The Architect of Experience has designed products used by millions. They also walked away from a world where “UX” increasingly meant manipulation. Dark patterns. Engagement traps. Interfaces optimized for addiction. They refuse that work. They came here because ZooBC is explicitly trying to build the opposite: tools that respect the user.
They started with the most dangerous failure mode: sending to the wrong address.
We implemented visual address verification, making address type and critical segments easier to compare at a glance. The goal is not decoration. The goal is reducing the probability of irreversible mistakes.

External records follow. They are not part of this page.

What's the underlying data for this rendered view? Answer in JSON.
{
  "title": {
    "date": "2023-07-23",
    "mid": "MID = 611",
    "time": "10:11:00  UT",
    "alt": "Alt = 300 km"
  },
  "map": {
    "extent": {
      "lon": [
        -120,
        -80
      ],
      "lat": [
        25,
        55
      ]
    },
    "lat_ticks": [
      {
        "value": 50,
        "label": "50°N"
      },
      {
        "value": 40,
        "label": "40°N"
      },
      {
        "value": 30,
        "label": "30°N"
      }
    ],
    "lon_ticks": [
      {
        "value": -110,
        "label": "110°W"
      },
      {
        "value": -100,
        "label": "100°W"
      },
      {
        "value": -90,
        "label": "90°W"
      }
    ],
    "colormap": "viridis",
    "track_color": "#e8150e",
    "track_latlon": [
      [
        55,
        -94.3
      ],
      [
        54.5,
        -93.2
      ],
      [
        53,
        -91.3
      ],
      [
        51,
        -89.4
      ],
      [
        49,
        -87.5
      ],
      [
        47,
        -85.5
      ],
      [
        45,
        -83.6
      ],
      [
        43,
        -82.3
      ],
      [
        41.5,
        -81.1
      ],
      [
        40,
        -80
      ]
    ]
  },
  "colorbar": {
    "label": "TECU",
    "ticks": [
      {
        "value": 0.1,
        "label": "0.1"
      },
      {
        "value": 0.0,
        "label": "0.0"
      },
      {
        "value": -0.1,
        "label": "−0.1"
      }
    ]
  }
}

Then they redesigned the flow around progressive disclosure. A new user should see the simplest possible surface: send, receive, and basic status. Advanced features are still there, but they do not compete for attention. Escrow, multisig, node registration, message attachment, fee voting: these reveal themselves as users show intent. The wallet stops being a cockpit and becomes a doorway.
They also made the trust model visible. Escrow is not “a form.” It is a relationship. The UI must show who holds the funds, who can release them, what timeout means, what happens if the counterparty disappears. If you cannot understand the trust model without reading docs, the interface failed.
Then we reached the controversial decision, and I agreed with them immediately: no transaction history by default.
A wallet is not a bank. It should not become a silent surveillance tool. If a user wants history, they can connect intentionally to an archival node, and the wallet will show it with clear disclosure. But the default is privacy. Not because privacy is a slogan, but because it is the only sane default for a tool that holds keys.
Watching this happen changed the project more than I expected. Good design is not just aesthetics. It is ethics embedded in interaction. It forces you to ask: are we making the correct action the easiest action? Are we reducing irreversible mistakes? Are we respecting the user’s right to not be tracked?
ZooBC is a protocol, but it is also a promise. The Architect is now one of the people making sure that promise survives contact with real humans.